S’expatrier tout en conservant sa pension d’invalidité peut sembler complexe, mais c’est une réalité accessible sous certaines conditions. Que ce soit pour s’installer dans un pays de l’Union européenne ou ailleurs, il est essentiel de bien comprendre les démarches à suivre et les implications sur la couverture santé.
Les accords internationaux jouent un rôle clé dans le maintien des droits sociaux, et chaque destination a ses spécificités. Cet article explore les différentes options disponibles pour ceux qui souhaitent vivre à l’étranger sans perdre leurs avantages sociaux, offrant ainsi un guide précieux pour naviguer dans ce processus parfois déroutant. Découvrez comment optimiser votre expatriation tout en préservant vos droits.
Pension d’invalidité et résidence dans l’UE/EEE/Royaume-Uni/Suisse
Les bénéficiaires de la pension d’invalidité française peuvent continuer à percevoir cette prestation lorsqu’ils s’installent dans un pays de l’Union européenne, de l’Espace économique européen, au Royaume-Uni ou en Suisse.
Pour garantir cette continuité, il est crucial d’informer la caisse primaire d’assurance maladie (CPAM) avant le départ. Cette notification permet de maintenir les droits sociaux et d’actualiser le dossier administratif. En matière de santé, les accords européens assurent une coordination des systèmes de sécurité sociale, permettant aux expatriés de bénéficier des soins médicaux selon la législation locale tout en conservant certains droits en France lors de séjours temporaires.
Pension d’invalidité et résidence hors UE/EEE/Royaume-Uni/Suisse
Pour les bénéficiaires de la pension d’invalidité s’installant hors de l’UE, de l’EEE, du Royaume-Uni ou de la Suisse, il est impératif de signaler ce changement à la CPAM via le formulaire “Déclaration de transfert de résidence hors de France“. En général, l’assurance maladie française ne couvre plus les soins dans ces pays. Toutefois, des conventions bilatérales avec certains États comme le Maroc, la Tunisie, Andorre et le Québec permettent une prise en charge locale.

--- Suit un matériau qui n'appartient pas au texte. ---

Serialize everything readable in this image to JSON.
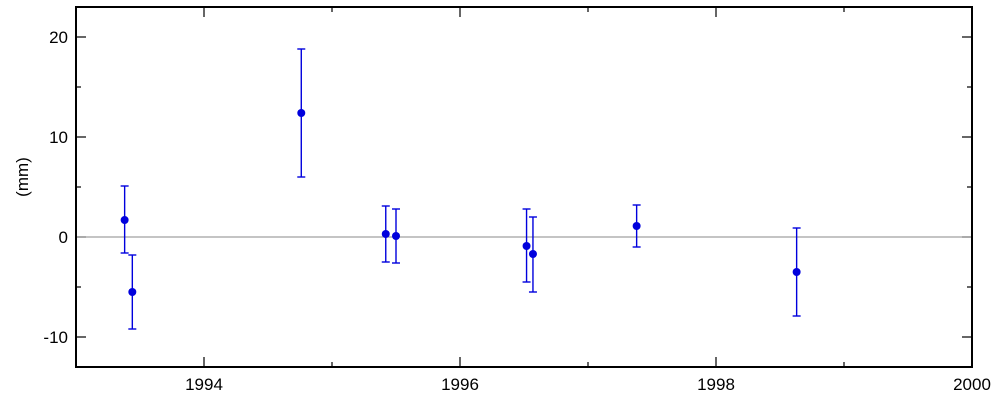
{
  "chart_data": {
    "type": "scatter",
    "title": "",
    "xlabel": "",
    "ylabel": "(mm)",
    "xlim": [
      1993,
      2000
    ],
    "ylim": [
      -13,
      23
    ],
    "x_major_ticks": [
      1994,
      1996,
      1998,
      2000
    ],
    "x_minor_ticks": [
      1993,
      1995,
      1997,
      1999
    ],
    "y_major_ticks": [
      -10,
      0,
      10,
      20
    ],
    "y_minor_ticks": [
      -5,
      5,
      15
    ],
    "x_tick_labels": [
      "1994",
      "1996",
      "1998",
      "2000"
    ],
    "y_tick_labels": [
      "-10",
      "0",
      "10",
      "20"
    ],
    "grid": false,
    "reference_line_y": 0,
    "colors": {
      "points": "#0000dd",
      "reference_line": "#888888",
      "axes": "#000000"
    },
    "points": [
      {
        "x": 1993.38,
        "y": 1.7,
        "lo": -1.6,
        "hi": 5.1
      },
      {
        "x": 1993.44,
        "y": -5.5,
        "lo": -9.2,
        "hi": -1.8
      },
      {
        "x": 1994.76,
        "y": 12.4,
        "lo": 6.0,
        "hi": 18.8
      },
      {
        "x": 1995.42,
        "y": 0.3,
        "lo": -2.5,
        "hi": 3.1
      },
      {
        "x": 1995.5,
        "y": 0.1,
        "lo": -2.6,
        "hi": 2.8
      },
      {
        "x": 1996.52,
        "y": -0.9,
        "lo": -4.5,
        "hi": 2.8
      },
      {
        "x": 1996.57,
        "y": -1.7,
        "lo": -5.5,
        "hi": 2.0
      },
      {
        "x": 1997.38,
        "y": 1.1,
        "lo": -1.0,
        "hi": 3.2
      },
      {
        "x": 1998.63,
        "y": -3.5,
        "lo": -7.9,
        "hi": 0.9
      }
    ]
  }
}
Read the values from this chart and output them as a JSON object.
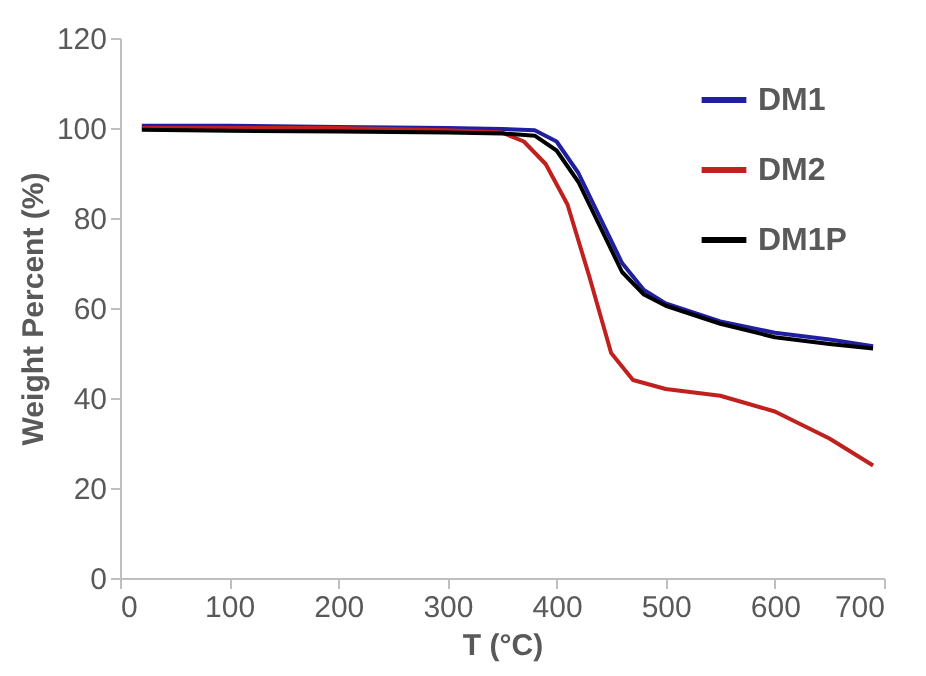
{
  "chart_data": {
    "type": "line",
    "xlabel": "T (°C)",
    "ylabel": "Weight Percent (%)",
    "xlim": [
      0,
      700
    ],
    "xticks": [
      0,
      100,
      200,
      300,
      400,
      500,
      600,
      700
    ],
    "ylim": [
      0,
      120
    ],
    "yticks": [
      0,
      20,
      40,
      60,
      80,
      100,
      120
    ],
    "grid": false,
    "legend": "top right",
    "marker": "none",
    "line_style": "solid",
    "series": [
      {
        "name": "DM1",
        "color": "#1f1fa0",
        "x": [
          20,
          100,
          200,
          300,
          350,
          380,
          400,
          420,
          440,
          460,
          480,
          500,
          550,
          600,
          650,
          690
        ],
        "values": [
          100.5,
          100.5,
          100.2,
          100,
          99.8,
          99.5,
          97,
          90,
          80,
          70,
          64,
          61,
          57,
          54.5,
          53,
          51.5
        ]
      },
      {
        "name": "DM2",
        "color": "#c0201e",
        "x": [
          20,
          100,
          200,
          300,
          350,
          370,
          390,
          410,
          430,
          450,
          470,
          500,
          550,
          600,
          650,
          690
        ],
        "values": [
          100,
          100,
          100,
          99.5,
          99,
          97,
          92,
          83,
          67,
          50,
          44,
          42,
          40.5,
          37,
          31,
          25
        ]
      },
      {
        "name": "DM1P",
        "color": "#000000",
        "x": [
          20,
          100,
          200,
          300,
          350,
          380,
          400,
          420,
          440,
          460,
          480,
          500,
          550,
          600,
          650,
          690
        ],
        "values": [
          99.6,
          99.4,
          99.2,
          99,
          98.8,
          98.3,
          95,
          88,
          78,
          68,
          63,
          60.5,
          56.5,
          53.5,
          52,
          51
        ]
      }
    ]
  }
}
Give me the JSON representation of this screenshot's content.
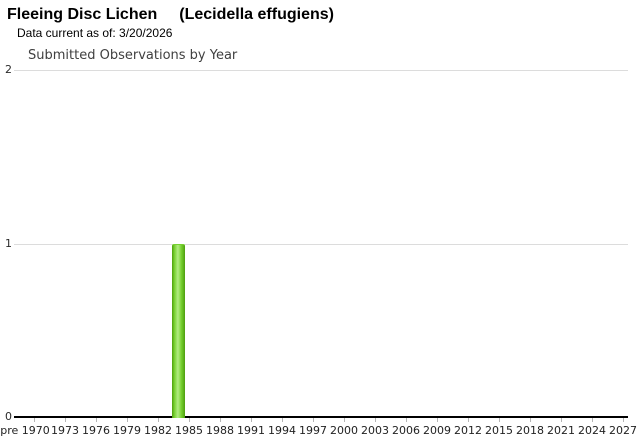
{
  "header": {
    "common_name": "Fleeing Disc Lichen",
    "scientific_name": "(Lecidella effugiens)",
    "data_current_note": "Data current as of: 3/20/2026"
  },
  "chart_data": {
    "type": "bar",
    "title": "Submitted Observations by Year",
    "xlabel": "",
    "ylabel": "",
    "ylim": [
      0,
      2
    ],
    "yticks": [
      0,
      1,
      2
    ],
    "grid": "horizontal",
    "legend": "none",
    "x_tick_labels": [
      "pre 1970",
      "1973",
      "1976",
      "1979",
      "1982",
      "1985",
      "1988",
      "1991",
      "1994",
      "1997",
      "2000",
      "2003",
      "2006",
      "2009",
      "2012",
      "2015",
      "2018",
      "2021",
      "2024",
      "2027"
    ],
    "x_year_start": 1970,
    "x_year_step": 3,
    "points": [
      {
        "year": 1984,
        "count": 1
      }
    ],
    "bar_color_edge": "#4d9f0e",
    "bar_color_main": "#76d02f",
    "bar_color_highlight": "#b2ec83"
  }
}
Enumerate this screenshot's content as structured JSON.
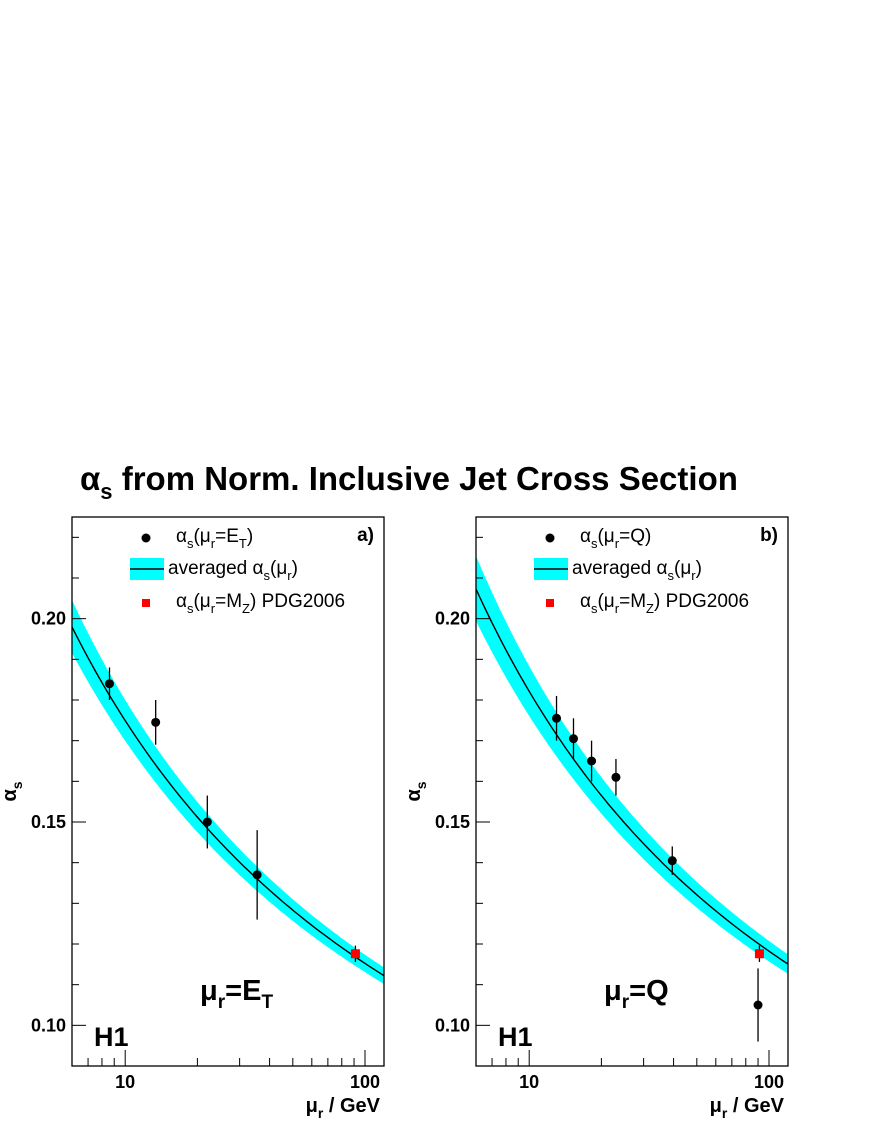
{
  "figure_title": "from Norm. Inclusive Jet Cross Section",
  "figure_title_symbol": "α",
  "figure_title_sub": "s",
  "chart_data": [
    {
      "type": "scatter",
      "panel": "a)",
      "xlabel": "μ",
      "xlabel_sub": "r",
      "xlabel_unit": " / GeV",
      "ylabel": "α",
      "ylabel_sub": "s",
      "xscale": "log",
      "xlim": [
        6,
        120
      ],
      "ylim": [
        0.09,
        0.225
      ],
      "x_ticks": [
        10,
        100
      ],
      "y_ticks": [
        0.1,
        0.15,
        0.2
      ],
      "y_tick_labels": [
        "0.10",
        "0.15",
        "0.20"
      ],
      "experiment": "H1",
      "scale_label": "μ",
      "scale_label_sub": "r",
      "scale_label_value": "=E",
      "scale_label_value_sub": "T",
      "legend": {
        "placement": "top-right",
        "points_label": {
          "pre": "α",
          "s": "s",
          "mid1": "(μ",
          "r": "r",
          "mid2": "=E",
          "tail_sub": "T",
          "post": ")"
        },
        "band_label": {
          "pre": "averaged α",
          "s": "s",
          "mid1": "(μ",
          "r": "r",
          "post": ")"
        },
        "pdg_label": {
          "pre": "α",
          "s": "s",
          "mid1": "(μ",
          "r": "r",
          "mid2": "=M",
          "tail_sub": "Z",
          "post": ") PDG2006"
        }
      },
      "series": [
        {
          "name": "αs(μr=ET)",
          "x": [
            8.6,
            13.4,
            22.0,
            35.5
          ],
          "y": [
            0.184,
            0.1745,
            0.15,
            0.137
          ],
          "err": [
            0.004,
            0.0055,
            0.0065,
            0.011
          ]
        },
        {
          "name": "αs(μr=MZ) PDG2006",
          "x": [
            91.2
          ],
          "y": [
            0.1176
          ],
          "err": [
            0.002
          ]
        }
      ],
      "band": {
        "name": "averaged αs(μr)",
        "alpha_mz": 0.1168,
        "half_width_mz": 0.0022,
        "color": "#00ffff"
      }
    },
    {
      "type": "scatter",
      "panel": "b)",
      "xlabel": "μ",
      "xlabel_sub": "r",
      "xlabel_unit": " / GeV",
      "ylabel": "α",
      "ylabel_sub": "s",
      "xscale": "log",
      "xlim": [
        6,
        120
      ],
      "ylim": [
        0.09,
        0.225
      ],
      "x_ticks": [
        10,
        100
      ],
      "y_ticks": [
        0.1,
        0.15,
        0.2
      ],
      "y_tick_labels": [
        "0.10",
        "0.15",
        "0.20"
      ],
      "experiment": "H1",
      "scale_label": "μ",
      "scale_label_sub": "r",
      "scale_label_value": "=Q",
      "scale_label_value_sub": "",
      "legend": {
        "placement": "top-right",
        "points_label": {
          "pre": "α",
          "s": "s",
          "mid1": "(μ",
          "r": "r",
          "mid2": "=Q",
          "tail_sub": "",
          "post": ")"
        },
        "band_label": {
          "pre": "averaged α",
          "s": "s",
          "mid1": "(μ",
          "r": "r",
          "post": ")"
        },
        "pdg_label": {
          "pre": "α",
          "s": "s",
          "mid1": "(μ",
          "r": "r",
          "mid2": "=M",
          "tail_sub": "Z",
          "post": ") PDG2006"
        }
      },
      "series": [
        {
          "name": "αs(μr=Q)",
          "x": [
            13.0,
            15.3,
            18.2,
            23.0,
            39.5,
            90.0
          ],
          "y": [
            0.1755,
            0.1705,
            0.165,
            0.161,
            0.1405,
            0.105
          ],
          "err": [
            0.0055,
            0.005,
            0.005,
            0.0045,
            0.0035,
            0.009
          ]
        },
        {
          "name": "αs(μr=MZ) PDG2006",
          "x": [
            91.2
          ],
          "y": [
            0.1176
          ],
          "err": [
            0.002
          ]
        }
      ],
      "band": {
        "name": "averaged αs(μr)",
        "alpha_mz": 0.1199,
        "half_width_mz": 0.0026,
        "color": "#00ffff"
      }
    }
  ]
}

Par ailleurs, d’autres pays, tels que la Serbie, ont également signé des accords de sécurité sociale avec la France, permettant aux assurés de continuer à percevoir leur pension d’invalidité sous réserve de remplir les conditions définies par ces accords. Ces conventions précisent que les droits peuvent être maintenus même en dehors du territoire français, à condition de respecter les critères spécifiques établis.
En l’absence d’accords, adhérer à la caisse des Français de l’étranger (CFE) ou souscrire une assurance privée devient essentiel pour garantir une couverture santé adéquate.
Options pour la couverture santé sans convention bilatérale
Pour les expatriés résidant dans un pays sans accord bilatéral avec la France, plusieurs solutions existent pour assurer une couverture santé. L’adhésion à la caisse des Français de l’étranger (CFE) est une option privilégiée, offrant une protection similaire à celle de l’assurance maladie française, tant dans le pays d’accueil que lors de séjours en France.
En complément ou en alternative, souscrire à une assurance santé privée peut s’avérer judicieux. Ces assurances, qu’elles soient françaises ou locales, permettent d’adapter la couverture aux besoins spécifiques et aux exigences du système de santé local. Il est crucial de bien évaluer ces options pour garantir une protection optimale à l’étranger.
Prise en charge lors de séjours temporaires en France
Les titulaires d’une pension d’invalidité résidant à l’étranger peuvent bénéficier de la prise en charge de leurs soins médicaux lors de séjours temporaires en France. Depuis le 1er juillet 2019, cette possibilité est conditionnée par un critère : avoir cotisé au moins 15 ans à un ou plusieurs régimes obligatoires de sécurité sociale.
En l’absence d’accord bilatéral entre la France et le pays de résidence, les membres de la famille doivent adhérer à la caisse des Français de l’étranger (CFE) ou souscrire une assurance privée pour garantir leur couverture santé durant ces séjours. Ces démarches assurent une continuité des droits sociaux et une protection médicale adéquate lors des visites en France.